The graphics are particularly good this year, with even more detail, player-specific animations, realistic crowds, and spot-on gameday ambience. The quick pans to post-play cinematics that capture the emotion of the fans and coaching staff are great, and the slightly out of focus filter applied to crowds actually gives the impression that each individual fan is unique. Also, the pre-game shot of the action outside the stadium brings the feeling of Sunday to life while also getting players ready for the day's weather conditions. Players will be amazed at just how much care has gone in to making this title shine.
There are a couple of things that did annoy me about the presentation this year, however. The new half-time report is far too slow! While I thought it was nice to get the lowdown from across the league during Franchise Mode, I found it to be long and cumbersome whilst playing a pick-up game during Play Now, even though it's actually much shorter than it is in Franchise. Still, I found myself mashing through the shield logo with great consternation when all I wanted to do was return to the game and run back a ball with Hester.
The second problem concerned the voice work. Naturally, John Madden and Cris Collinsworth are perfect, but the duo of Fran Charles and Alex Flanagan, during The Extra Point Show featured in Franchise Mode and during half-time, need a lot of work. In fact, I'd rather they weren't asked back to camp next year. Fortunately, the soundtrack selection seems to make up for it. The mix of solid rock bands with just a pinch of quality hip hop is definitely pleasing to the ears.
Without a doubt, Madden NFL 10 features the best reactive animations in any sports game ever made. Not only do key players move in ways reminiscent of their playing styles, but gang tackles, stiff arms, hurdles, jukes, big hits, blocks, contact over the middle, etc. all look astoundingly fluid and realistic. I never had a problem with players getting stuck in clunky animations - the action on the field always seems to play out exactly how it should.

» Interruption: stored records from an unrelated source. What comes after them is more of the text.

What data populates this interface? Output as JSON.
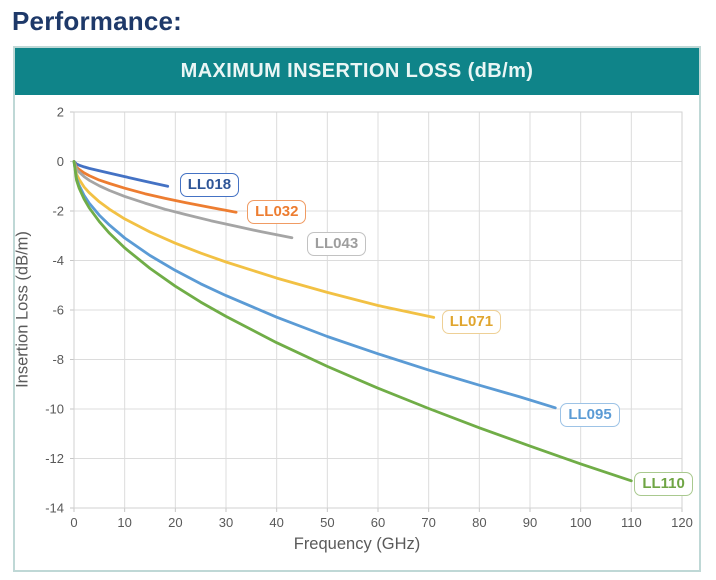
{
  "page": {
    "heading": "Performance:"
  },
  "colors": {
    "heading_text": "#1E3969",
    "header_bar_bg": "#0F8489",
    "header_bar_text": "#EAF6F5",
    "card_border": "#BFD8D6",
    "gridline": "#DCDCDC",
    "plot_border": "#D2D2D2",
    "tick_mark": "#C6C6C6",
    "axis_text": "#595959"
  },
  "chart_data": {
    "type": "line",
    "title": "MAXIMUM INSERTION LOSS (dB/m)",
    "xlabel": "Frequency (GHz)",
    "ylabel": "Insertion Loss (dB/m)",
    "xlim": [
      0,
      120
    ],
    "ylim": [
      -14,
      2
    ],
    "x_ticks": [
      0,
      10,
      20,
      30,
      40,
      50,
      60,
      70,
      80,
      90,
      100,
      110,
      120
    ],
    "y_ticks": [
      2,
      0,
      -2,
      -4,
      -6,
      -8,
      -10,
      -12,
      -14
    ],
    "grid": true,
    "legend_position": "inline-labels-at-line-ends",
    "series": [
      {
        "name": "LL018",
        "color": "#4472C4",
        "label_text_color": "#2E5597",
        "label_border_color": "#4472C4",
        "points": [
          [
            0,
            0
          ],
          [
            0.5,
            -0.1
          ],
          [
            1,
            -0.15
          ],
          [
            2,
            -0.22
          ],
          [
            3,
            -0.28
          ],
          [
            5,
            -0.37
          ],
          [
            7,
            -0.47
          ],
          [
            10,
            -0.61
          ],
          [
            13,
            -0.75
          ],
          [
            16,
            -0.89
          ],
          [
            18.5,
            -1.0
          ]
        ]
      },
      {
        "name": "LL032",
        "color": "#ED7D31",
        "label_text_color": "#ED7D31",
        "label_border_color": "#F09B63",
        "points": [
          [
            0,
            0
          ],
          [
            0.5,
            -0.23
          ],
          [
            1,
            -0.32
          ],
          [
            2,
            -0.46
          ],
          [
            3,
            -0.57
          ],
          [
            5,
            -0.75
          ],
          [
            7,
            -0.89
          ],
          [
            10,
            -1.08
          ],
          [
            14,
            -1.3
          ],
          [
            18,
            -1.49
          ],
          [
            22,
            -1.66
          ],
          [
            27,
            -1.86
          ],
          [
            32,
            -2.05
          ]
        ]
      },
      {
        "name": "LL043",
        "color": "#A5A5A5",
        "label_text_color": "#9E9E9E",
        "label_border_color": "#C2C2C2",
        "points": [
          [
            0,
            0
          ],
          [
            0.5,
            -0.3
          ],
          [
            1,
            -0.43
          ],
          [
            2,
            -0.61
          ],
          [
            3,
            -0.76
          ],
          [
            5,
            -0.98
          ],
          [
            7,
            -1.17
          ],
          [
            10,
            -1.41
          ],
          [
            14,
            -1.68
          ],
          [
            18,
            -1.93
          ],
          [
            22,
            -2.14
          ],
          [
            27,
            -2.39
          ],
          [
            32,
            -2.62
          ],
          [
            37,
            -2.84
          ],
          [
            43,
            -3.08
          ]
        ]
      },
      {
        "name": "LL071",
        "color": "#F2C144",
        "label_text_color": "#E0A52E",
        "label_border_color": "#EED096",
        "points": [
          [
            0,
            0
          ],
          [
            0.5,
            -0.51
          ],
          [
            1,
            -0.72
          ],
          [
            2,
            -1.03
          ],
          [
            3,
            -1.26
          ],
          [
            5,
            -1.63
          ],
          [
            7,
            -1.93
          ],
          [
            10,
            -2.32
          ],
          [
            15,
            -2.85
          ],
          [
            20,
            -3.3
          ],
          [
            25,
            -3.7
          ],
          [
            30,
            -4.06
          ],
          [
            40,
            -4.71
          ],
          [
            50,
            -5.29
          ],
          [
            60,
            -5.82
          ],
          [
            71,
            -6.3
          ]
        ]
      },
      {
        "name": "LL095",
        "color": "#5B9BD5",
        "label_text_color": "#5B9BD5",
        "label_border_color": "#9DC3E6",
        "points": [
          [
            0,
            0
          ],
          [
            0.5,
            -0.68
          ],
          [
            1,
            -0.96
          ],
          [
            2,
            -1.37
          ],
          [
            3,
            -1.68
          ],
          [
            5,
            -2.17
          ],
          [
            7,
            -2.57
          ],
          [
            10,
            -3.09
          ],
          [
            15,
            -3.8
          ],
          [
            20,
            -4.4
          ],
          [
            25,
            -4.94
          ],
          [
            30,
            -5.42
          ],
          [
            40,
            -6.29
          ],
          [
            50,
            -7.07
          ],
          [
            60,
            -7.77
          ],
          [
            70,
            -8.43
          ],
          [
            80,
            -9.04
          ],
          [
            88,
            -9.51
          ],
          [
            95,
            -9.95
          ]
        ]
      },
      {
        "name": "LL110",
        "color": "#70AD47",
        "label_text_color": "#6FA544",
        "label_border_color": "#A9C98F",
        "points": [
          [
            0,
            0
          ],
          [
            0.5,
            -0.75
          ],
          [
            1,
            -1.07
          ],
          [
            2,
            -1.52
          ],
          [
            3,
            -1.87
          ],
          [
            5,
            -2.43
          ],
          [
            7,
            -2.9
          ],
          [
            10,
            -3.49
          ],
          [
            15,
            -4.32
          ],
          [
            20,
            -5.04
          ],
          [
            25,
            -5.68
          ],
          [
            30,
            -6.26
          ],
          [
            40,
            -7.32
          ],
          [
            50,
            -8.28
          ],
          [
            60,
            -9.16
          ],
          [
            70,
            -9.98
          ],
          [
            80,
            -10.76
          ],
          [
            90,
            -11.5
          ],
          [
            100,
            -12.22
          ],
          [
            110,
            -12.9
          ]
        ]
      }
    ]
  }
}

This is all thanks to the great lengths Tiburon went to while creating their new Pro-Tak animation technology. If you haven't been keeping tabs on this development, know that it takes the speed, weight, and angle of approach of up to nine players at a time into account. That means pileups, scrums, and gang tackles are finally possible and realistically rendered. This technology also has a massive impact on the action at the line of scrimmage.

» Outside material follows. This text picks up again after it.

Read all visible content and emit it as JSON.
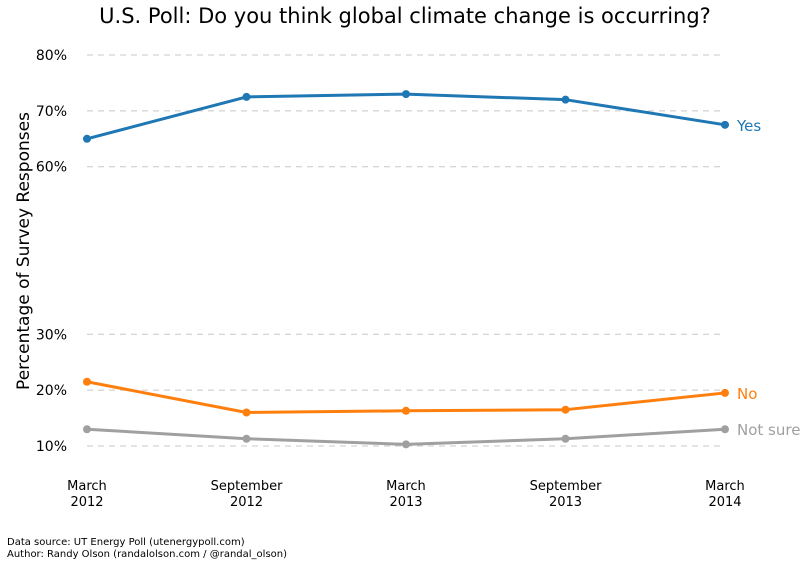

To me, offensive linemen have always been more or less a wall to try and outmaneuver in previous Madden titles. As such, I've always been partial to making a defensive impact with linebackers and corners in order to get around the obstacle. This year, that's all changed. Selecting defensive lineman and getting a good push with them makes closing gaps to protect against the run a breeze. On the other side of the ball, countering the competition's defense is also natural. Though holes don't readily open up for backs, an honest to god pocket will form around your QB within which you can step up and wait for your receivers to actually progress through their routes in order to pick apart the secondary.